Diplomatie APA-Dakar (Sénégal)

Un an après sa nomination, Yassine Fall, ministre de l’Intégration africaine et des Affaires étrangères du Sénégal, dévoile les grandes lignes de la nouvelle diplomatie sénégalaise sous la présidence de Bassirou Diomaye Faye. Dans un entretien avec Russia Today RT, elle détaille une stratégie axée sur la souveraineté, la coopération régionale et la diversification des partenariats, tout en assumant un repositionnement affirmé sur la scène internationale.
La ministre sénégalaise de l’Intégration africaine et des Affaires étrangères, Yassine Fall, a dressé un bilan de sa première année à la tête de la diplomatie sénégalaise en détaillant les nouvelles orientations fixées par le président Bassirou Diomaye Faye, fondées sur « le souverainisme, la justice sociale et la prospérité ».
« Ce sont des réformes importantes inspirées des engagements que nous avons pris auprès du peuple sénégalais », a-t-elle déclaré. Sa nomination à la tête d’un ministère rebaptisé pour intégrer l’intégration africaine est, selon elle, « un symbole, un message et un engagement » fort.
Redéploiement africain et diversification des partenaires
La nouvelle diplomatie sénégalaise privilégie les pays africains limitrophes. « Le premier pays visité par le président, ça a été la Mauritanie. Ce n’est pas ce qui se passait avant », rappelle Mme Fall. Des commissions mixtes, comme celle entre le Sénégal, la Gambie et la Guinée-Bissau, ont été initiées pour renforcer la coopération économique.
La ministre insiste également sur la diversification des partenariats internationaux : « Je suis allée en Russie, au Japon, en Chine, aux États-Unis », soulignant une volonté de sortir des circuits classiques.
Elle met aussi en avant la volonté de professionnaliser le corps diplomatique, renforcer les représentations consulaires à l’heure où les flux migratoires augmentent, et affirmer le Sénégal sur la scène multilatérale.
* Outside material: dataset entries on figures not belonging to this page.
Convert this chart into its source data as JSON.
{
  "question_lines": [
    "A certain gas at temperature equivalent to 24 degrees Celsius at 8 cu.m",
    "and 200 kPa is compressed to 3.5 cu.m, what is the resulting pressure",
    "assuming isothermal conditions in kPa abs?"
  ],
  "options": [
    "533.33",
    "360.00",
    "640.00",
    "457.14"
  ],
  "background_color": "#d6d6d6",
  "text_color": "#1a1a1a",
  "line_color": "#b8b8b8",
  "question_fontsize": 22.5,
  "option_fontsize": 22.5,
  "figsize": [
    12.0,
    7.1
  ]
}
« Nous avons condamné ce qui se passe à Gaza et nous continuons de le faire », a-t-elle ajouté.
Partenariat renforcé avec la Russie
Revenant sur sa récente visite à Moscou, elle a salué des échanges « très riches » avec Sergueï Lavrov, son homologue russe. Les discussions ont porté sur l’éducation, l’énergie, le commerce et la coopération technique.
« Nous avons pu obtenir la possibilité d’importer directement du blé, des hydrocarbures et de l’engrais depuis la Russie », a-t-elle précisé. Une relance de la commission intergouvernementale entre les deux pays est en préparation. Une visite du président sénégalais en Russie est envisagée « en 2025 ou 2026 ».
Souveraineté sécuritaire et départ des troupes françaises
À propos du départ des forces françaises du territoire sénégalais, Mme Fall est catégorique : « Le Sénégal est un pays souverain […] Il est temps que le Sénégal décide qu’il n’a plus besoin de troupes étrangères. » Elle évoque un processus en cours avec la libération de plusieurs emprises militaires.
Évoquant les événements de 2024, la ministre a souligné l’importance de ne pas oublier « les 80 et quelques victimes » des violences politiques. « Nous voulons réconcilier le peuple sénégalais avec la justice », a-t-elle affirmé, dénonçant son instrumentalisation passée.
Sécurité au Sahel et ambition multilatérale
Face à la crise au Sahel, jugée « très virulente», elle prône la coopération régionale. Le Sénégal agit au niveau bilatéral et sous-régional pour sécuriser les frontières et partager les formations. Elle a rappelé la contribution sénégalaise au maintien de la paix en Afrique et au-delà.
La ministre a renouvelé l’appel du Sénégal à une réforme du Conseil de sécurité de l’ONU : « Nous demandons quatre sièges pour l’Afrique, deux avec droit de veto. » Elle a également exprimé l’intérêt du Sénégal pour les BRICS, saluant « une alternative pour les pays du Sud ».
Ancienne économiste ayant travaillé 13 ans à l’ONU à New York, Yassine Fall affiche une volonté claire : renforcer l’intégration régionale ; diversifier les partenariats, notamment avec le Brésil et Cuba ; repositionner l’Afrique dans les institutions multilatérales ; dénoncer l’injustice du système financier mondial et des agences de notation ; établir des ponts avec la diaspora africaine ; promouvoir la coopération technologique, notamment avec la Russie.
« La diplomatie sénégalaise est désormais une diplomatie de rupture, enracinée dans les priorités africaines et résolument tournée vers un monde multipolaire », a conclu Mme Fall.